1. Confusing Secretin and CCK Functions: A common trap is to think secretin stimulates enzyme release. Remember: Secretin stimulates bicarbonate (for pH); CCK stimulates enzymes and bile. Secretin deals with the acid problem; CCK deals with the nutrients.
2. Misunderstanding Fat Absorption Pathways: Fats are not absorbed directly into the hepatic portal vein like carbs and amino acids. They enter lacteals as chylomicrons, traveling via the lymphatic system before entering venous blood at the thoracic duct. Knowing this anatomical distinction is key for experiment-based questions.
3. Overlooking the Role of the Ileum: While the duodenum and jejunum get most attention for digestion and absorption, the ileum is specifically crucial for absorbing vitamin B12 and bile salts. This specificity is prime material for discrete questions.
4. Forgetting Zymogen Activation: Simply listing "trypsin" as a pancreatic secretion is incomplete and could cost you a point. You must know it is secreted as trypsinogen and activated by enteropeptidase (a brush border enzyme) in the duodenum. Trypsin then activates other pancreatic zymogens in a cascade.

Summary

• Digestion is a sequential, regulated process: mechanical digestion increases surface area, while chemical digestion by specific enzymes breaks down macromolecules. Regulation is achieved via the hormonal axis of gastrin, secretin, and cholecystokinin (CCK).
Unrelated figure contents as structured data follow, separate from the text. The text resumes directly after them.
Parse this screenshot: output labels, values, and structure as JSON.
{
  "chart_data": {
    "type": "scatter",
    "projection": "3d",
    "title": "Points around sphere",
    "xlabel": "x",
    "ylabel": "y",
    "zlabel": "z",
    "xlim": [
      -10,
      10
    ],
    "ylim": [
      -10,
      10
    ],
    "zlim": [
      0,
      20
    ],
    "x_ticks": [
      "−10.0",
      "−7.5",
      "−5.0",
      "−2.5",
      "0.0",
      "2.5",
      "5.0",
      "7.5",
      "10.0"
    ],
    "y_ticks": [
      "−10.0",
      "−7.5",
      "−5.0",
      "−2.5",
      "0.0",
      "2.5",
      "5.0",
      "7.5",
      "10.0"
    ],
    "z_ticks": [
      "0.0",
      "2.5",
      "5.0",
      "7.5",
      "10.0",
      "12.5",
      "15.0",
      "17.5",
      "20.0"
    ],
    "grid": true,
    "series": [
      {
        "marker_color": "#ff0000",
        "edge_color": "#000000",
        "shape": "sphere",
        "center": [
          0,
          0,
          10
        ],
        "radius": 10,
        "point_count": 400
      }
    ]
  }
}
• Nutrient absorption occurs via specialized mechanisms: Carbs and proteins use secondary active transport with Na+ into the hepatic portal circulation, while reassembled fats enter lacteals as chylomicrons.
• The liver produces bile for fat emulsification, and bile salts are conserved via the enterohepatic circulation. The pancreas has a crucial exocrine function, secreting both digestive zymogens and bicarbonate-rich fluid.
• For MCAT passages, always map the experimental setup to anatomy: Where is the substance introduced or measured? Is it in the portal blood (nutrient absorption) or lymph (fat absorption)? Use hormone triggers (acid, fats, peptides) to predict physiological responses.